Da es dem Herausgeber persönlich nicht vergönnt war, an diesem Abend teilzunehmen, werden hier einige Ohren- und Augenzeugen zitiert, die sich heute zu Wort gemeldet haben: als pars pro toto.

 Ulf Teichert in der SUPER illu online, in dessem um 19:53 Uhr zuletzt aktualisierten Text des Tages unter der Überschrift "Der Osten rockt weiter" auf eben diese doppel-deutigen Bezüge eingegangen wird.

Dieser Ort ist Symbol: Als sich am 13. Dezember die Créme de la Créme der ostdeutschen Musikszene ein Stelldichein gab, dann tat sie es ausgerechnet im Herzen des alten West-Berlin. Wo man den Kultsänger Gerhard Schöne wahrscheinlich immer noch mit dem Schauspieler Rainer Schöne verwechselt und bei Engerling eher an eine Raupe denn an die gleichnamige Bluesband denkt.

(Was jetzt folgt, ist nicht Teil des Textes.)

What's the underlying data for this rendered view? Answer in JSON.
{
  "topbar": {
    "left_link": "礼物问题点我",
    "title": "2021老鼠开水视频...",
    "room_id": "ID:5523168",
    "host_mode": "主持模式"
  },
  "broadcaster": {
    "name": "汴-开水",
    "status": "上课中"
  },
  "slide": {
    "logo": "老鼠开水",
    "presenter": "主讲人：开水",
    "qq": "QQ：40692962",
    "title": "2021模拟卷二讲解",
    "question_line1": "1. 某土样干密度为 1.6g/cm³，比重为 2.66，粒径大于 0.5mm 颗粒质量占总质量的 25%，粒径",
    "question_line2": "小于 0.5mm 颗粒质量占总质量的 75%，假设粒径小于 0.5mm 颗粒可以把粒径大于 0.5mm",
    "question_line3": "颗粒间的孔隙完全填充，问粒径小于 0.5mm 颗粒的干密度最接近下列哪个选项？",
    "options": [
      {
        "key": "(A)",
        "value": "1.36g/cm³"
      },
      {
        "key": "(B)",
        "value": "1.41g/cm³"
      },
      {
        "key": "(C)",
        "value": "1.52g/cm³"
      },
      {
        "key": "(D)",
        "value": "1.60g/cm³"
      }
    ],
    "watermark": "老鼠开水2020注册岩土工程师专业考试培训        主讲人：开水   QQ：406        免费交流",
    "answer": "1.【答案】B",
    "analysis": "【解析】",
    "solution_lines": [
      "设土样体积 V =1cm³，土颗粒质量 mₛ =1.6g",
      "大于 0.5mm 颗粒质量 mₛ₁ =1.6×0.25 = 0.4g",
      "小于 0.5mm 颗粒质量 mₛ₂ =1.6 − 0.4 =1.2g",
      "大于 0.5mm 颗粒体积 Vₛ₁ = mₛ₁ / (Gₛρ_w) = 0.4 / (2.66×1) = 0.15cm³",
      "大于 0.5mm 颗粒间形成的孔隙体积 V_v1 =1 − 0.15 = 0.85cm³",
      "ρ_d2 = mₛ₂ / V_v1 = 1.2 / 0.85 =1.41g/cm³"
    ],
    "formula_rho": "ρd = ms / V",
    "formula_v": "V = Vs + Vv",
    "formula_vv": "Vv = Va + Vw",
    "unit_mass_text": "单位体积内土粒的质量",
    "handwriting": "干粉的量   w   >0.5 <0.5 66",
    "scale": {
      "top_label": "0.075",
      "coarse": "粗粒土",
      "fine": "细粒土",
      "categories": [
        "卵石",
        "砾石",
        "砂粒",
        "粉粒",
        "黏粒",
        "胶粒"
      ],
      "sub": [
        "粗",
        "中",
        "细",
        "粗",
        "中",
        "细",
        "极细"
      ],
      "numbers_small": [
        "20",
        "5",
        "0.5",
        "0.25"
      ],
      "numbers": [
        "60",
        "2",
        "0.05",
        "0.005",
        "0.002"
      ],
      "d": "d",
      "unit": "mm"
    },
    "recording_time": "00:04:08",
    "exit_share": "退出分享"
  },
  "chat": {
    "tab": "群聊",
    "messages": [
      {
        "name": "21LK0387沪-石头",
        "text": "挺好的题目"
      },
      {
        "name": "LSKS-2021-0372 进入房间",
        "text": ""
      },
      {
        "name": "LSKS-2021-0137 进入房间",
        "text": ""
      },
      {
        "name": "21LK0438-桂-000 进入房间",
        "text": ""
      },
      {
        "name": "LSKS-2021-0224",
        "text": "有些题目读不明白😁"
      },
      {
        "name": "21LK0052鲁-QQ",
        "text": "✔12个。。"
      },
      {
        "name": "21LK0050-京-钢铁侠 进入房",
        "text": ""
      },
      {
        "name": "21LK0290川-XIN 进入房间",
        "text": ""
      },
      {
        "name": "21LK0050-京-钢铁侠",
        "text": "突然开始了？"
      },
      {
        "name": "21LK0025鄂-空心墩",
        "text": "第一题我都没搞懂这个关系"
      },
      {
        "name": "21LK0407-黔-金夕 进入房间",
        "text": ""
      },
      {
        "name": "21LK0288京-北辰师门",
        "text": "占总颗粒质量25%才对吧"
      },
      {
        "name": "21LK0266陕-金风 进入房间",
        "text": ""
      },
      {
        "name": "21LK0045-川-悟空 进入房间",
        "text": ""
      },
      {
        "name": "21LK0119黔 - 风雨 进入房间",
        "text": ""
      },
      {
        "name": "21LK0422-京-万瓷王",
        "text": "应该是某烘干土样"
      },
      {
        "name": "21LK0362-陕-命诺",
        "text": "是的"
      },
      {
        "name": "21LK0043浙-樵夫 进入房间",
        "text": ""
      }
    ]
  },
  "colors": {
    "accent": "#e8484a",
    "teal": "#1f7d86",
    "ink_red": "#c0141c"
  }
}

Das Theater des Westens also

Im jugendstiligen Prachtbau in der Kantstraße feierte »Buschfunk« seinen 15. Geburtstag. Mit einem Konzert der Superlative. Angesagt hatten sich 34 Gruppen und Solisten, allesamt Stars ostdeutscher Unterhaltungskunst und zum großen Teil bis heute aktiv und erfolgreich. Denn wenn Interpreten wie Reinhard Lakomy oder Stefan Trepte (Electra), wenn Gruppen wie Engerling oder L’art de Passage, Sängerinnen wie Aurora Lacasa oder Pascal von Wroblewsky immer noch die Säle füllen und Alben verkaufen, dann auch, weil es »Buschfunk« gibt. Und natürlich den Chef der Ost-Berliner Plattenfirma Dr. Klaus Koch.

Der Geburtsort

Ein ehemaliger REWATEX-Laden in der Rodenbergstraße in Berlin-Prenzlauer Berg war Ende 1989 Geburtsstätte des inzwischen wichtigsten ostdeutschen Musiklabels, das zugleich größter unabhängiger Musikvertrieb und -Versand in den fünf neuen Bundesländern ist. Fünf Mitarbeiter und mehr als 20.000 treue Kunden - vom Einzelbesteller bis hin zu den großen Kaufhausketten - sorgen für einen geschätzten Jahresumsatz von gut 2 Millionen Euro. Angeboten werden nicht nur Alben und DVDs, sondern auch Gesellschaftsspiele wie »Überholen ohne einzuholen«, das sich bislang mehr als 300.000 Mal verkauft hat. „Damit waren wir zum ersten Mal Trendsetter“, freut sich Koch, der ansonsten eher auf Kontinuität setzt. „Mir geht es um die Pflege der kulturellen Identität der Ostdeutschen“, sagt der studierte Kulturwissenschaftler und frühere Leiter des legendären Leipziger Studentenclubs »Moritzbastei«.

Das Wagnis

Es war riskant, Ende 1989 ein Plattenlabel für Ostmusik zu gründen. „Der Bedarf an DDR-Künstlern“, so Koch, „war gleich Null. Doch ich dachte: Es kann nicht sein, dass ein Gerhard Schöne noch bis vor kurzem 500.000 Alben verkauft hat und jetzt gar keine mehr.“ Drei Jahre brauchte der »pessimistische Optimist«, ehe sich seine Hartnäckigkeit in Sachen Ostmusik aus- zahlte. Drei Jahre, „in denen andere mit dicken ABM-Geldern durch die Gegend liefen und ich nicht einmal das Benzin-Geld verdiente.“

Vorbei, aber nicht vergessen

Heute kann der Fan und Musikliebhaber aus einem riesigen Angebot auswählen, sogar per Internet bestellen. Und »Buschfunk« beliefert mehr als 2500 Läden in ganz Deutschland. Dass gestandene ostdeutsche Künstler so gut wie nie im Radio gespielt werden, ringt Dr. Koch höchstens noch ein müdes Lächeln ab. „Damit habe ich mich längst abgefunden. Für mich ist das der Beweis dafür, dass wir vom Zusammenwachsen, vom Aufeinanderhören und Zuhören weit, weit entfernt sind.“

Schwerpunkte

CDs für 3,99 Euro wird es bei »Buschfunk« niemals geben. Das unterscheidet die Firma vom Amiga-Label, das kürzlich vom Medienkonzern BMG abgewickelt wurde. „Während Amiga Ostkünstler wie Silly verramscht und BMG die Gewinne kassiert hat, haben wir immer wieder in einen Pool von Künstlern aus dem Osten investiert. Die sind unser Schwerpunkt und für die arbeiten wir auch zuerst“, sagt Dr. Koch. Denn auch er will, dass der Osten weiter rockt...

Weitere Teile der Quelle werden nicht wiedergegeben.